Introduction: Is This Book for You
This book is about finding comfort, hope, and healing no matter what you face in the course of cancer. And whether you are a cancer patient yourself or a partner, relative, or friend of someone living with cancer, this book has been written with you in mind.
The goal of the book is to help you calm your thoughts, warm your heart, and find comfort on both good days and bad days: at times when things are going well and at times when the outlook feels bleak. There are two important ways the book attempts to achieve this. First, it will teach you techniques and strategies to manage your worries and fears and warm and open your heart. Second and equally important, the book tells stories of people like yourself: cancer patients and their loved ones documenting what it was like for them to go through their ups and downs and how they dealt with the challenges and opportunities along the way.
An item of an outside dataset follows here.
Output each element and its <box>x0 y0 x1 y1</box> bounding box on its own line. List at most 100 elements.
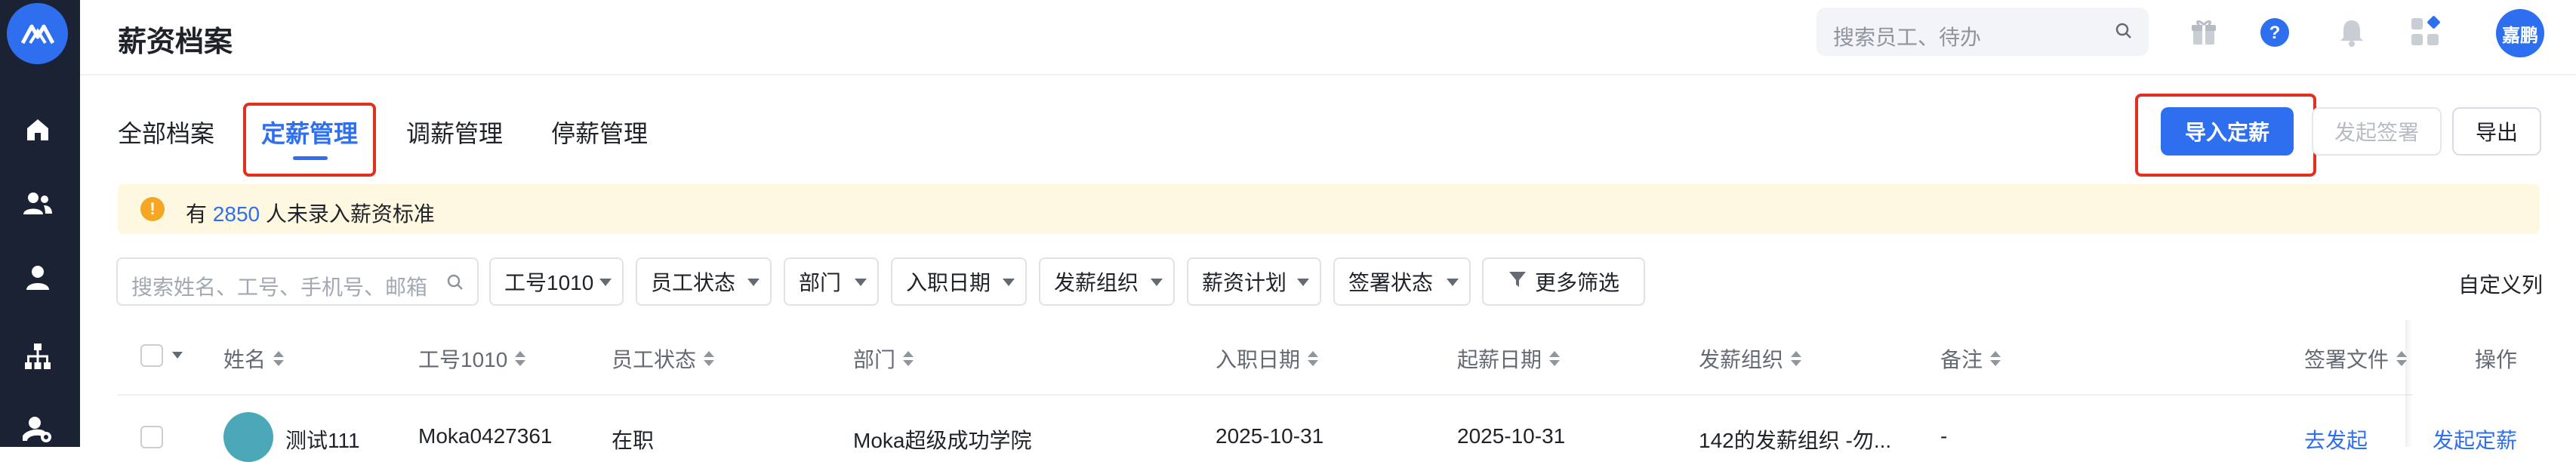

To write this book, I’m drawing on my experience as a psychologist with a special interest in cancer care in both clinical and research settings. As a clinician, I’ve had the privilege of working closely with cancer patients teaching coping skills, leading support groups and practising as an individual therapist. I have heard many stories and observed a wide range of responses to the challenges cancer brings to patients and their families. As a researcher, I’ve been part of a team led by Dr. Alastair Cunningham at the Princess Margaret Hospital in Toronto studying the impact of psychological self-help work on patients attending our Healing Journey program. The program, designed to help people cope more effectively with illness, has an extensive research archive consisting of patients’ first-hand accounts of their experiences. The majority of quotes in this book are drawn from this rich archive.
Often our research team would sit around the conference table and try to distill our experience into one sentence. What is healing? If we could put everything we had observed and learned into one sentence, what would that sentence be? We tossed about ideas, but the complexity of the subject and the diversity of experience didn’t seem to lend itself to one definitive statement.
Then, a few years ago, I attended a series of teachings given by the Dalai Lama in Toronto. On the last day of the conference, the Dalai Lama responded to questions posed by participants. One of the questions was, “How can I cure myself of my disease?” I listened very carefully to the answer.
The Dalai Lama replied, “The single most important thing you can do for healing .... “ He paused momentarily. He wanted to clarify that by healing, he meant not only physical healing of the body, but also emotional and spiritual healing as well. He repeated, “The single most important thing you can do for healing is to cultivate a warm heart.”
“That’s it!” I thought. One sentence that holds everything I have learned. Had I not worked closely for many years with cancer patients as a researcher and a clinician, I probably would have dismissed this as a warm, fuzzy notion. But experience has taught me to recognize the wisdom of these words. It is this wisdom that I hope to pass on to you through the stories of the people I have worked with and the techniques and strategies they have employed to calm their minds and warm their hearts.
If I succeed in my goals for this book, you will find sustenance here both from the real words and stories of people like yourself and from learning new and effective techniques to help you live more peacefully. Chapters one to three focus on the troubled mind and how to calm it; chapters four to six on the troubled heart and how to warm it; chapter seven is for caregivers—the partners, family members, and friends who support cancer patients; and chapter eight addresses the special challenges of living with advanced cancer.
Wherever you are on your cancer journey, there is always hope. If you are newly diagnosed, or have lived with cancer for many years; if you are the partner or friend of someone living with cancer; if your cancer is contained or if your cancer has spread; if your spirits are buoyant or if you’re feeling tired, bleak, and alone, there is hope. There is a place of opening from whatever point you are.
My wish is that this book becomes like a trusted companion—a good friend you can turn to for whatever it is you need in the moment: whether it be inspiration, guidance, comfort, or a caring witness on those days when nothing seems to help or work. Even if I fail in this mission, I take comfort in my belief that the failure is mine and not a failure of the central truth this book attempts to convey: There is always hope; you are not alone; there are ways you can help yourself. And the surest way to find hope, comfort, and healing is to cultivate a calm mind and a warm heart.